LUISA ESPINOZA NARVAEZ – La abuela comunitaria

Es una mujer caribe de las de trato suave y buenas maneras siempre. Se tardó en tener hijos, pero los nietos le llegaron a raudales: los propios y los que la vida le ha traído. Y en Ciudad del Bicentenario sí que le han llegado muchos.

“Tuve una infancia hermosa porque me crié entre el campo y el pueblo. Vivíamos humildemente con mis abuelos en una finca que se llamaba “Ojo de Agua”, en Aracataca, pero yo había nacido en Fundación –ambas poblaciones de Magdalena– el 24 de febrero de 1957. Mi abuela, Ana María Mendoza Salgado, fue la figura más importante de mi infancia. Incluso más que papá y mamá. Cuando iba a visitar a mis papás en Fundación yo no quería quedarme mucho tiempo. Enseguida regresaba con ella”.

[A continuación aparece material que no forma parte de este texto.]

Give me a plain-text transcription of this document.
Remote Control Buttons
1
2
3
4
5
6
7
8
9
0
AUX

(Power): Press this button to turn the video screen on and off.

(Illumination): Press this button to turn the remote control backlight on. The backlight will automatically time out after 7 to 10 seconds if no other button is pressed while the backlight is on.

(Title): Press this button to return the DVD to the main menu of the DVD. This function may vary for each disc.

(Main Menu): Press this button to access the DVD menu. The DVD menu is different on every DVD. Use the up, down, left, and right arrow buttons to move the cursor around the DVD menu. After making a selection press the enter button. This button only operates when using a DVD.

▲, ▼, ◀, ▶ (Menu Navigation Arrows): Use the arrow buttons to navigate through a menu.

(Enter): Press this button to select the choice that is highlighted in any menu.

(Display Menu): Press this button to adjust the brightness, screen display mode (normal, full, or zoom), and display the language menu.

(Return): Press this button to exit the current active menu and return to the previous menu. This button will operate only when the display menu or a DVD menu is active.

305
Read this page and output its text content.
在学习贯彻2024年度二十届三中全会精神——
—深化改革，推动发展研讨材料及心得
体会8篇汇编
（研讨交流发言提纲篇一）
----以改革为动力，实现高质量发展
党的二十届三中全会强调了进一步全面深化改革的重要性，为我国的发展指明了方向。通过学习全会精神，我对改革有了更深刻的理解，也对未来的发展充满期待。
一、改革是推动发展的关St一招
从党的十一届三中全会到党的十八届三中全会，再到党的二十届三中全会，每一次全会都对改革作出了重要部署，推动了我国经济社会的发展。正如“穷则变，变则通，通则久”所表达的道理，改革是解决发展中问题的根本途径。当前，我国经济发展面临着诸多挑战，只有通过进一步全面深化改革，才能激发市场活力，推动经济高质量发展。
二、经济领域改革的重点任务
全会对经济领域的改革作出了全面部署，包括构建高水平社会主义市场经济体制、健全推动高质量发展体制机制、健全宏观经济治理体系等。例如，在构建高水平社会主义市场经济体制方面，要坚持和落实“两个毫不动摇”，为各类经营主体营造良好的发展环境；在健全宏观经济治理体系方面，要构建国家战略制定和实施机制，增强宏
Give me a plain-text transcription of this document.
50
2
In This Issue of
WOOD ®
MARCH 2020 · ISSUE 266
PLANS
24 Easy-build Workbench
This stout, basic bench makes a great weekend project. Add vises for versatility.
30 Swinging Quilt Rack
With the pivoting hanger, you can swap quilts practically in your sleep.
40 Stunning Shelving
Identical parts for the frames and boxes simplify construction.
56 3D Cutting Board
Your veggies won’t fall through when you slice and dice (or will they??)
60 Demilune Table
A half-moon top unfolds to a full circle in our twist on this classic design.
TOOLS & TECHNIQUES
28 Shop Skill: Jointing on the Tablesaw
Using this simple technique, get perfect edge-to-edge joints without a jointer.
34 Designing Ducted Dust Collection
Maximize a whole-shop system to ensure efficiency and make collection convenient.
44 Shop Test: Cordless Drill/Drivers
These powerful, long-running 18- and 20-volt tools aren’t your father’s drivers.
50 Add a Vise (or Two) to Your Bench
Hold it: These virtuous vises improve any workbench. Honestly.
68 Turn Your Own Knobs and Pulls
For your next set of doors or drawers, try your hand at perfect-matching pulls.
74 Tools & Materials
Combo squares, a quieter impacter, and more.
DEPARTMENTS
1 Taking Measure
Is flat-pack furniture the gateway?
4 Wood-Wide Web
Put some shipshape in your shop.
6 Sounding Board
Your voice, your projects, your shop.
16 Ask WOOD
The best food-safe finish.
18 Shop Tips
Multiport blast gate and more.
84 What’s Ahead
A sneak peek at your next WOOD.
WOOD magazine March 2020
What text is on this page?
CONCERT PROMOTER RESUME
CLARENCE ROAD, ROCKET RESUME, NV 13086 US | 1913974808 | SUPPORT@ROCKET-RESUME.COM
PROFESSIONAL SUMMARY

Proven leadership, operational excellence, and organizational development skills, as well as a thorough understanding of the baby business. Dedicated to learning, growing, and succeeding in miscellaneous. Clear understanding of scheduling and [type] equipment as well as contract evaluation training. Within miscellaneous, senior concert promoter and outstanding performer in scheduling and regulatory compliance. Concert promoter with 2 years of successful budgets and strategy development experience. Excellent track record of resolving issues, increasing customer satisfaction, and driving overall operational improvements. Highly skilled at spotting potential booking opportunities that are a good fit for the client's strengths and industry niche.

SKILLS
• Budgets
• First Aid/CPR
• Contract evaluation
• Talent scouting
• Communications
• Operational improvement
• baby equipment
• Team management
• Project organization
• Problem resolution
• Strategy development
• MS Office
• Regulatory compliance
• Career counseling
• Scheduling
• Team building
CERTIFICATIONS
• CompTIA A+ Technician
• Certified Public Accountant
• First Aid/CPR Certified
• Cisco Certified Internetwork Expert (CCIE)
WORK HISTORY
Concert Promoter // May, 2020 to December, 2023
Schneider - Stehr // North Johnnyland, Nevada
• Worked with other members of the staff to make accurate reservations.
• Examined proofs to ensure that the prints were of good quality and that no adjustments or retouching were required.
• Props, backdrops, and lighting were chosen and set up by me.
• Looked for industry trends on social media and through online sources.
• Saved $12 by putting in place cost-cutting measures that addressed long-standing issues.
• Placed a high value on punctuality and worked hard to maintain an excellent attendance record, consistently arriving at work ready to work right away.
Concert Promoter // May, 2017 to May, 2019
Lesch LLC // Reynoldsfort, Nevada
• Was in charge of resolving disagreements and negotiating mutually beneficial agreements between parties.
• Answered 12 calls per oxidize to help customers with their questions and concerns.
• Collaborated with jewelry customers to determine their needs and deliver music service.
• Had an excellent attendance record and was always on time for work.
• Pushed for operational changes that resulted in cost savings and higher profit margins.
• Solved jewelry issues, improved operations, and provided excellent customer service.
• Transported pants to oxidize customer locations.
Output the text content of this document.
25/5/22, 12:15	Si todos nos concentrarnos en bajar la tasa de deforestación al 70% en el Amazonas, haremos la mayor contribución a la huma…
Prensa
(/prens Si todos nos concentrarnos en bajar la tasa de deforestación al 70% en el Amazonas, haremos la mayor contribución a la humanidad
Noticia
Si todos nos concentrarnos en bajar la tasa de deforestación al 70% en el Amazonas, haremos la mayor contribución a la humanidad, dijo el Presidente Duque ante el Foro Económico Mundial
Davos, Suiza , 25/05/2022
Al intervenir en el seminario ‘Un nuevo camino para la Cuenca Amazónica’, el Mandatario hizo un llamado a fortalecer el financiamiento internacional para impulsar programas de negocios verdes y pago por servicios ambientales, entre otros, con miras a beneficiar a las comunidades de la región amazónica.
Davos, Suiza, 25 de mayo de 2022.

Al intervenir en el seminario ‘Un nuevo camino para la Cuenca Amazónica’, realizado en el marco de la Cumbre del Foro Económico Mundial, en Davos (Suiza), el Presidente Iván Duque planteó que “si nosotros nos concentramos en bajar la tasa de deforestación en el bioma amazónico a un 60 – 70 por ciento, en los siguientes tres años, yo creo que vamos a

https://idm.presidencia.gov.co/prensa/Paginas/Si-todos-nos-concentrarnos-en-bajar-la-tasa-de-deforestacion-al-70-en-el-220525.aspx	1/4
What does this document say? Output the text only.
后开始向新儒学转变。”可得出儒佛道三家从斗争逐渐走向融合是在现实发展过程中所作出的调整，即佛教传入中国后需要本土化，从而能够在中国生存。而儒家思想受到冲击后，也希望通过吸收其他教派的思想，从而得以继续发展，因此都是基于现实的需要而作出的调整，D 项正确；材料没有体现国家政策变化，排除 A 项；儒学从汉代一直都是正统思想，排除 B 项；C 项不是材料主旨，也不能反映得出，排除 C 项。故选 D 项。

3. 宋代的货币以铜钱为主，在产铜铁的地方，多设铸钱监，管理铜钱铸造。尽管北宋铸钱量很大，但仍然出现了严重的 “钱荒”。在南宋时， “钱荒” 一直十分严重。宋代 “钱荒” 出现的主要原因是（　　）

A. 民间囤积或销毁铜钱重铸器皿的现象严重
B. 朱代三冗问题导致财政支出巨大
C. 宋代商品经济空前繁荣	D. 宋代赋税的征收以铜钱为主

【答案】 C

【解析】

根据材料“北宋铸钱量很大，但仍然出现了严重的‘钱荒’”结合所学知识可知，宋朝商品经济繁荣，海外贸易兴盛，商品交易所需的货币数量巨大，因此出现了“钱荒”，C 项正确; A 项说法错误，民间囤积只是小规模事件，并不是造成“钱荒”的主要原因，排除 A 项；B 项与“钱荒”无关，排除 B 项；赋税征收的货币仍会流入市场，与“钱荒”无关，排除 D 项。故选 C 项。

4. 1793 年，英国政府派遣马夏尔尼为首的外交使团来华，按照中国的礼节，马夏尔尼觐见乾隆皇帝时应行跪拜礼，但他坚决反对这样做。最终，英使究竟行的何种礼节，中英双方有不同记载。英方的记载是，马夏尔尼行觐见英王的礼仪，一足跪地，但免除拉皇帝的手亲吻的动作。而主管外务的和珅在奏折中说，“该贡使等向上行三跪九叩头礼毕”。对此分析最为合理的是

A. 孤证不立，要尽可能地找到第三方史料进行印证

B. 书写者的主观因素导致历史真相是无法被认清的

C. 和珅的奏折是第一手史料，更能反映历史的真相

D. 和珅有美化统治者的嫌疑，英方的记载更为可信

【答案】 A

“Pero a mi papá yo lo adoraba porque fue muy especial conmigo: yo era como su reina. Aunque mi mamá tuvo doce hijos, yo era su primera hija y mi papá, hasta que murió, me tuvo ese cariño especial. Él era una persona muy inteligente y me enseñaba muchas cosas. Con él comencé mi proceso de aprendizaje. Desde ahí le tomé mucho gusto a la lectura, que es mi delirio. Nunca me gustó tomar las riendas de hermana mayor. Eso se lo dejé a mi tercera hermana”.

Cuando aprendió a leer, la abuela las envió a estudiar a Aracataca, donde las cuidaba una señora cercana. Tiempo después la abuela se mudó a Aracataca con ellas y ya no volvieron a la añorada finca de su primera infancia. De ahí se fueron a Fundación, también en Magdalena, y luego, en 1969, a Cartagena. Luisa terminó aquí el bachillerato con las monjas clarisas en el colegio del Buen Pastor. De ahí le quedó la creencia católica: es servidora, proclamadora, catequista y animadora de comunidad.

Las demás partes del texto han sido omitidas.